In fact, we should split a few hairs at this point. We do increasingly see companies say they include ethics and compliance as criteria when reviewing senior executives’ annual compensation package. That’s a good practice, but it isn’t what the Justice Department asks about in its guidance, nor what the SCCE talked about in its survey.
Including ethics and compliance in compensation reviews is rewarding people for doing the right thing, or punishing them for doing the wrong thing—after the conduct is done. The Justice Department’s question is trying to get at how much the company considers whether incentives might tempt employees into misconduct before they do anything.

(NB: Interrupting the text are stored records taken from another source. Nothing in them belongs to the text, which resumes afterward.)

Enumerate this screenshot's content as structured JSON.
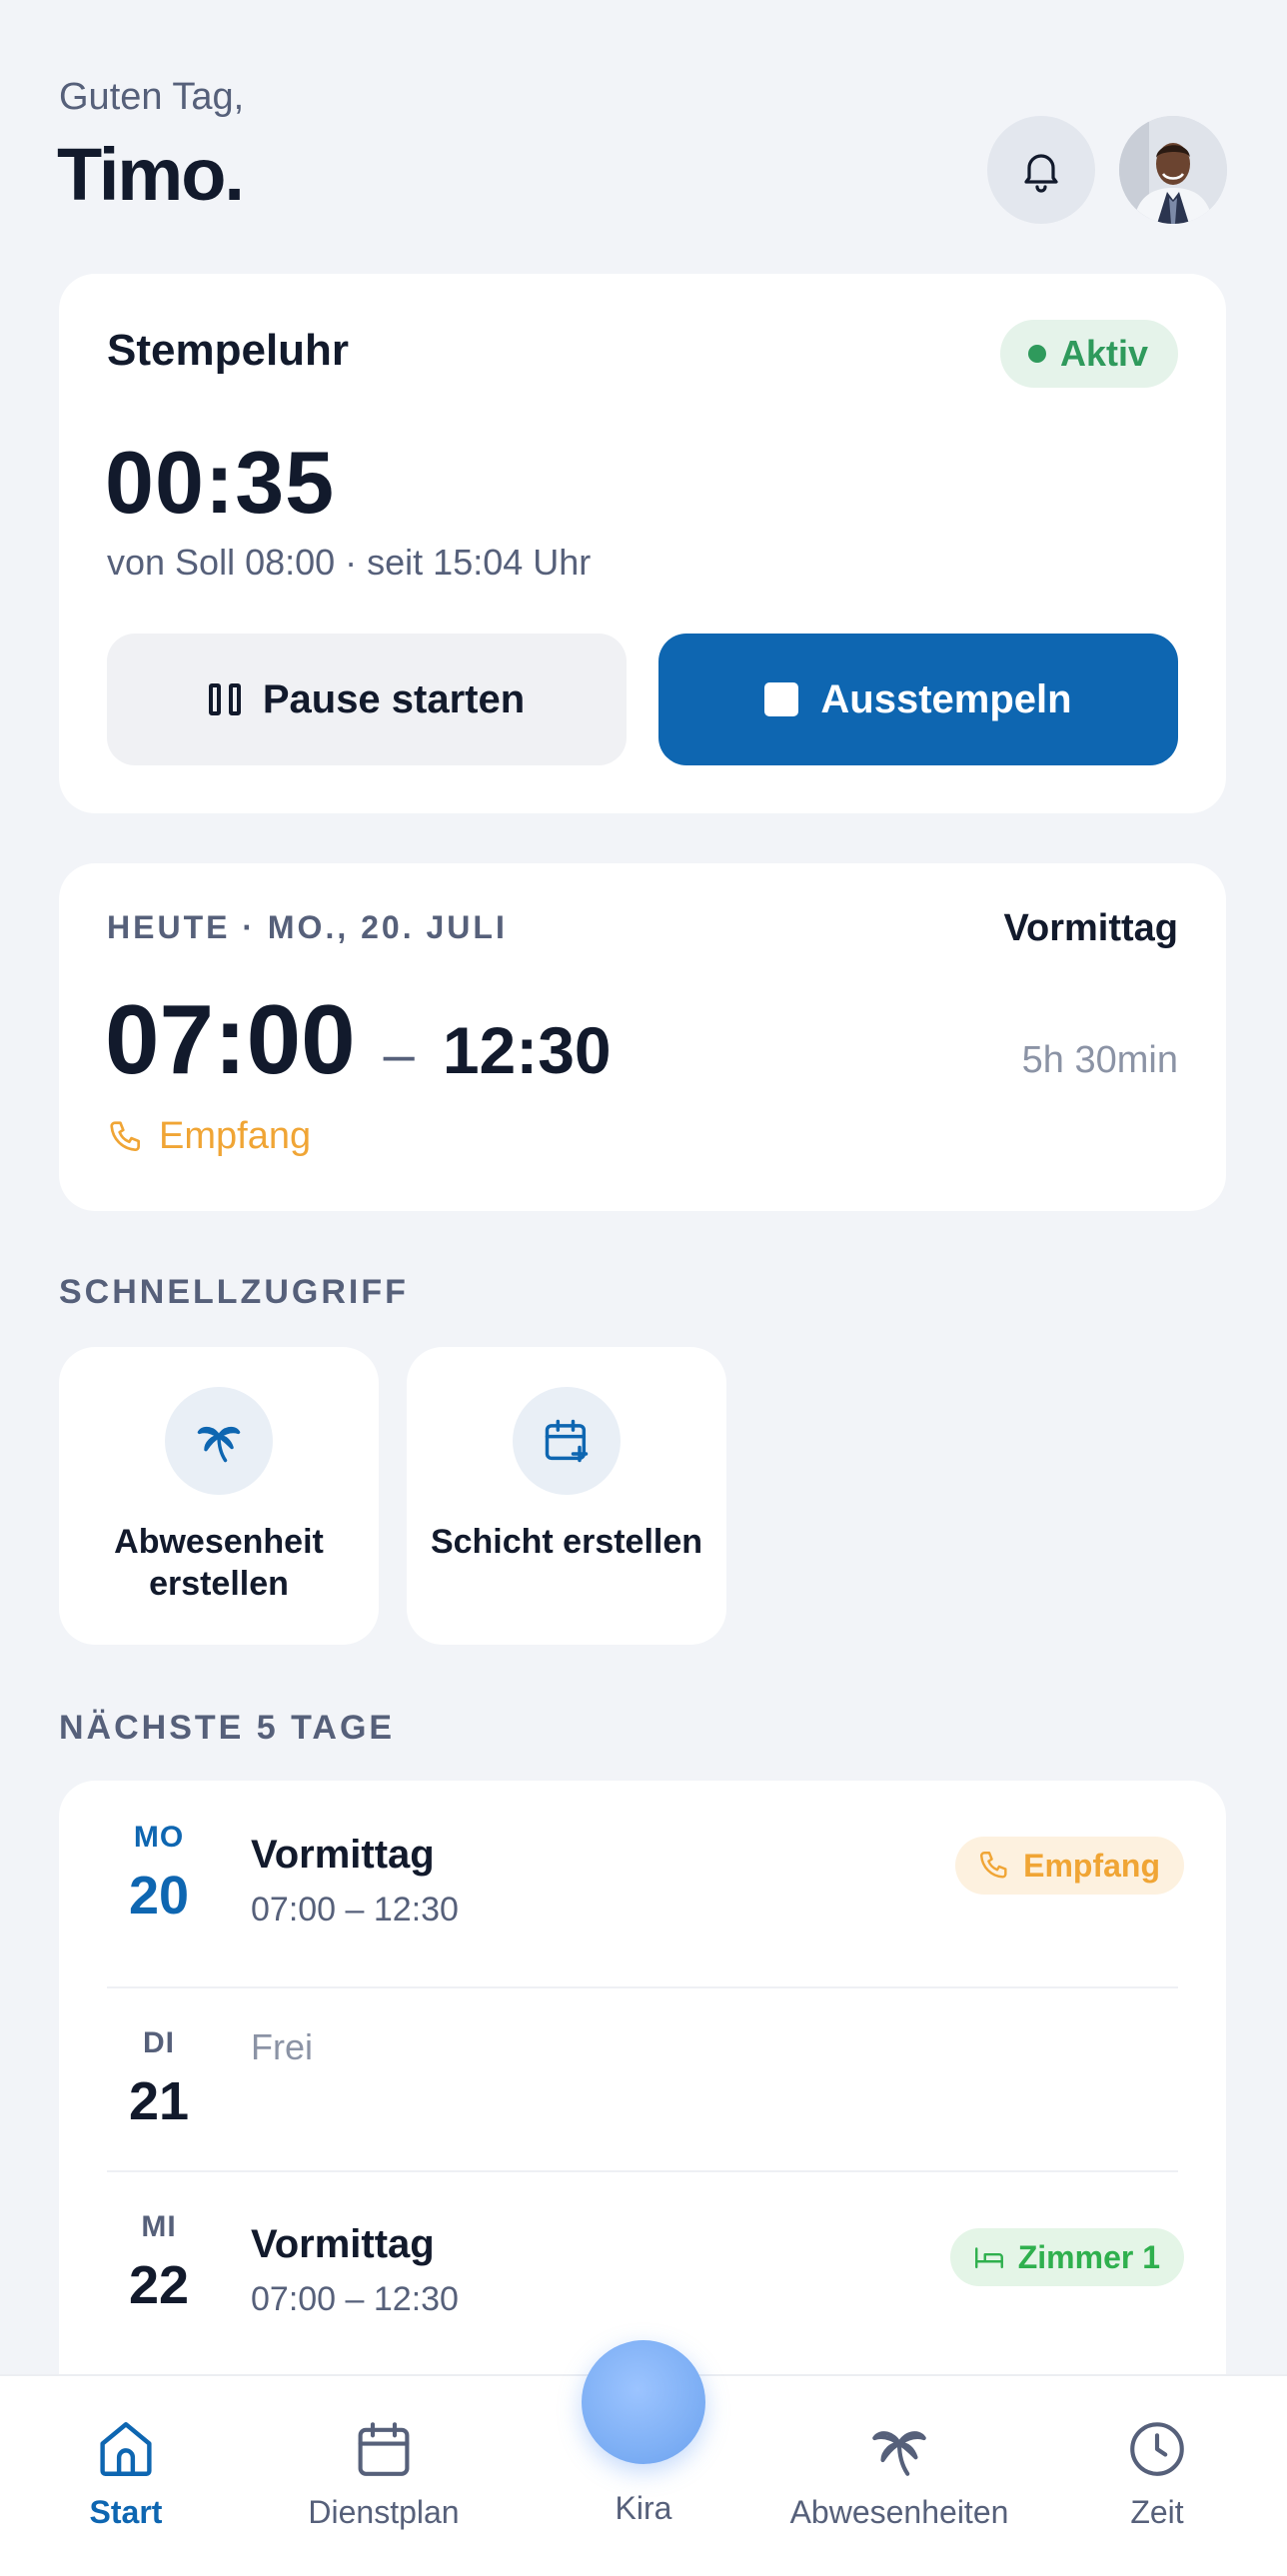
{
  "header": {
    "greeting": "Guten Tag,",
    "username": "Timo."
  },
  "clock": {
    "title": "Stempeluhr",
    "status": "Aktiv",
    "status_color": "#2f9a5c",
    "elapsed": "00:35",
    "subtitle": "von Soll 08:00 · seit 15:04 Uhr",
    "pause_label": "Pause starten",
    "clockout_label": "Ausstempeln",
    "accent": "#0e66b1"
  },
  "today": {
    "label": "HEUTE · MO., 20. JULI",
    "shift": "Vormittag",
    "start": "07:00",
    "dash": "–",
    "end": "12:30",
    "duration": "5h 30min",
    "location": "Empfang"
  },
  "quick_access": {
    "title": "SCHNELLZUGRIFF",
    "items": [
      {
        "label": "Abwesenheit erstellen",
        "icon": "palm-tree-icon"
      },
      {
        "label": "Schicht erstellen",
        "icon": "calendar-plus-icon"
      }
    ]
  },
  "next_days": {
    "title": "NÄCHSTE 5 TAGE",
    "days": [
      {
        "abbr": "MO",
        "num": "20",
        "shift": "Vormittag",
        "time": "07:00 – 12:30",
        "tag": "Empfang",
        "tag_icon": "phone-icon"
      },
      {
        "abbr": "DI",
        "num": "21",
        "free": "Frei"
      },
      {
        "abbr": "MI",
        "num": "22",
        "shift": "Vormittag",
        "time": "07:00 – 12:30",
        "tag": "Zimmer 1",
        "tag_icon": "bed-icon"
      }
    ]
  },
  "nav": {
    "items": [
      {
        "label": "Start",
        "icon": "home-icon",
        "active": true
      },
      {
        "label": "Dienstplan",
        "icon": "calendar-icon"
      },
      {
        "label": "Kira",
        "icon": "kira-orb"
      },
      {
        "label": "Abwesenheiten",
        "icon": "palm-tree-icon"
      },
      {
        "label": "Zeit",
        "icon": "clock-icon"
      }
    ]
  }
}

We all know the compliance horror stories caused by misguided incentive programs. The obvious example is Wells Fargo: its incentives were negative, pressuring employees to meet sales goals or they might get fired. A more subtle, sophisticated version of the threat, however, is Mylan Labs. Its incentive program for senior executives was positive, in that it drove them to a strategy of relentless price increases for its Epi-Pens—perfectly legal, but offensive to most people’s moral sensibilities.
That’s the sort of conduct risk chief ethics & compliance officers should worry about, and I suspect many of you do. Unfortunately, the SCCE report implies that at many companies, you’re the only one who is. Let’s hope that changes in the future.